В этот момент вернулась Астрид. Она внимательно изучила свою улыбку перед зеркалом и удовлетворилась результатом.

– Конечно, я владелец рудника. В смысле, у меня доли в двух рудниках. Вообще-то я был кузнецом, когда пришел сюда, чтобы…

– Пап, – перебила его Астрид. – По-моему, ни к чему вспоминать эту старую семейную историю. Уверена, мистеру Ингрэму неинтересно.

– Почему? – спросил Васа. – Разве это зазорно – быть кузнецом? Я никогда не сидел в тюрьме… дольше, чем одну ночь. Мне нечего стыдиться. Это крайне почтенное занятие, Ингрэм, кузнечное дело. Деньги, которые я на нем сделал, были честными. А эта игра с рудниками – просто удача! Я купил пару акций. И обе попали прямо в яблочко. Вот так-то! Теперь я разбогател. Могу продать их сейчас за сотню тысяч. А может, и больше. Неплохо, а? Но знаешь, я точно также был счастлив, когда колотил по железу, холодному и горячему. Есть вещи, для которых ты просто создан. Удача не сделает тебя счастливым, Ингрэм. Рудники мне всегда были до лампочки. Но зато я могу подковать лошадь так, что у тебя глаза на лоб полезут от удивления. Приходи как-нибудь посмотреть, как я работаю. Я до сих иногда заглядываю в свою старую мастерскую на пару часов – просто чтобы не терять форму.

Миссис Васа, настолько же маленькая, насколько огромен был ее муж, уже постаревшая, но выглядевшая по-прежнему неплохо, встала в дверях. Видимо, она оторвалась от работы на кухне и сейчас вытирала руки о передник, чтобы поприветствовать священника.

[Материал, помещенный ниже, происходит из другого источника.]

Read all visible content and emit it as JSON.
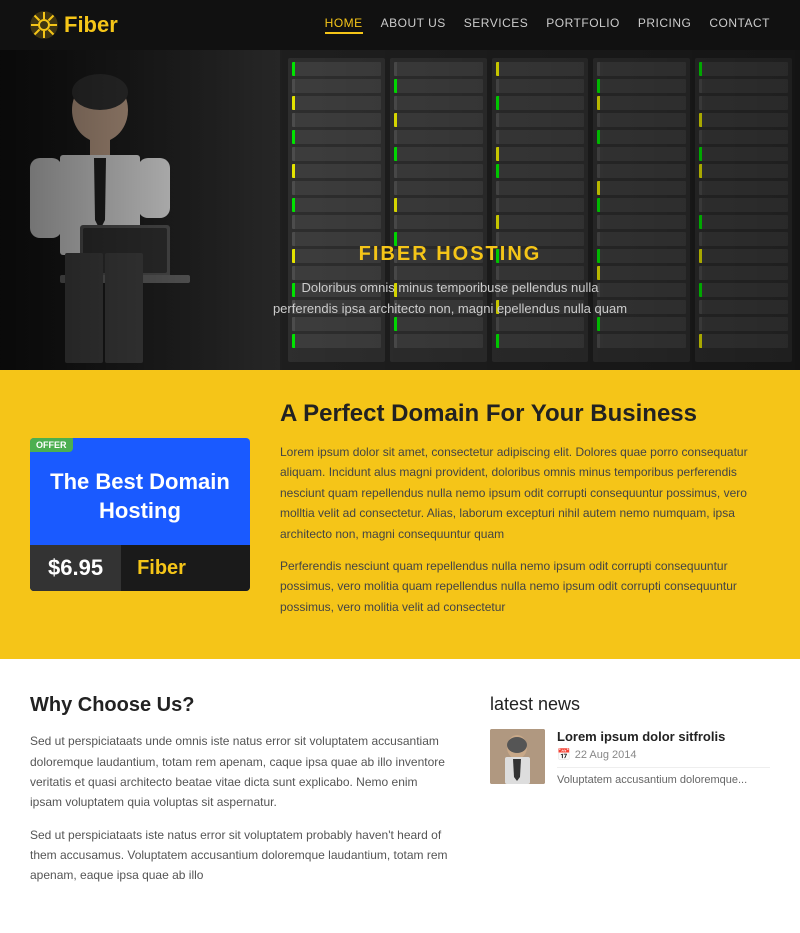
{
  "header": {
    "logo_text": "Fiber",
    "nav": [
      {
        "label": "HOME",
        "active": true
      },
      {
        "label": "ABOUT US",
        "active": false
      },
      {
        "label": "SERVICES",
        "active": false
      },
      {
        "label": "PORTFOLIO",
        "active": false
      },
      {
        "label": "PRICING",
        "active": false
      },
      {
        "label": "CONTACT",
        "active": false
      }
    ]
  },
  "hero": {
    "title": "FIBER HOSTING",
    "subtitle_line1": "Doloribus omnis minus temporibuse pellendus nulla",
    "subtitle_line2": "perferendis ipsa architecto non, magni epellendus nulla quam"
  },
  "offer": {
    "badge": "OFFER",
    "title": "The Best Domain Hosting",
    "price": "$6.95",
    "brand": "Fiber"
  },
  "domain": {
    "title": "A Perfect Domain For Your Business",
    "text1": "Lorem ipsum dolor sit amet, consectetur adipiscing elit. Dolores quae porro consequatur aliquam. Incidunt alus magni provident, doloribus omnis minus temporibus perferendis nesciunt quam repellendus nulla nemo ipsum odit corrupti consequuntur possimus, vero molltia velit ad consectetur. Alias, laborum excepturi nihil autem nemo numquam, ipsa architecto non, magni consequuntur quam",
    "text2": "Perferendis nesciunt quam repellendus nulla nemo ipsum odit corrupti consequuntur possimus, vero molitia quam repellendus nulla nemo ipsum odit corrupti consequuntur possimus, vero molitia velit ad consectetur"
  },
  "why_choose": {
    "title": "Why Choose Us?",
    "text1": "Sed ut perspiciataats unde omnis iste natus error sit voluptatem accusantiam doloremque laudantium, totam rem apenam, caque ipsa quae ab illo inventore veritatis et quasi architecto beatae vitae dicta sunt explicabo. Nemo enim ipsam voluptatem quia voluptas sit aspernatur.",
    "text2": "Sed ut perspiciataats iste natus error sit voluptatem probably haven't heard of them accusamus. Voluptatem accusantium doloremque laudantium, totam rem apenam, eaque ipsa quae ab illo"
  },
  "news": {
    "title": "latest news",
    "item": {
      "headline": "Lorem ipsum dolor sitfrolis",
      "date": "22 Aug 2014",
      "excerpt": "Voluptatem accusantium doloremque..."
    }
  }
}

– Асти говорит, что проповедь была просто замечательная. Уверена, так оно и было, – сказала миссис Васа. – Входите же и перекусите с нами. Чрезвычайно рада, что вы пришли, мистер Ингрэм! Я была слишком занята, чтобы пойти сегодня в церковь. Знаете, церковь слегка внове для Биллмэна. Нужно время, чтобы привыкнуть ходить туда. Но мои дармоеды ужасно правильные; они почти никогда не пропускают воскресную проповедь. Я считаю, что ходить в церковь – это полезно. Успокаивает душу и утихомиривает. Как вы думаете, вам понравится Биллмэн, мистер Ингрэм?

Все это было выплеснуто без видимых усилий, пока все подходили к столу и рассаживались. Ингрэм мог бы попытаться быстро ответить на последний вопрос, но в этом доме не было нужды отвечать на вопросы. Вклиниться между главой дома и его женой было невозможно.

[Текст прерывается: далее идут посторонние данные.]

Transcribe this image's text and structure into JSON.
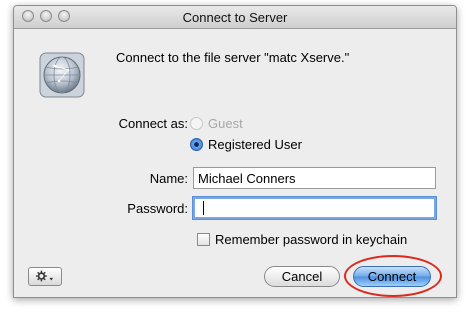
{
  "window": {
    "title": "Connect to Server"
  },
  "dialog": {
    "message": "Connect to the file server \"matc Xserve.\"",
    "connect_as_label": "Connect as:",
    "options": [
      "Guest",
      "Registered User"
    ],
    "selected_option": "Registered User",
    "name_label": "Name:",
    "name_value": "Michael Conners",
    "password_label": "Password:",
    "password_value": "",
    "remember_label": "Remember password in keychain",
    "remember_checked": false
  },
  "buttons": {
    "cancel": "Cancel",
    "connect": "Connect"
  },
  "icons": {
    "server": "globe-server-icon",
    "action": "gear-menu-icon"
  },
  "colors": {
    "default_button": "#4c8fe0",
    "highlight_circle": "#d92a1d",
    "focus_ring": "#7ba7e1"
  }
}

Потом была музыка. Ингрэм остался до ужина – и слушал в восхищении.

– Асти поет как птичка; будь я проклят, если это не так! – сказал отец девушки.

И это была истинная правда. Астрид аккомпанировала себе на пианино. Так же легко, как речь слетала с губ миссис Васа, так и песня лилась из уст ее дочери под чарующие звуки музыки.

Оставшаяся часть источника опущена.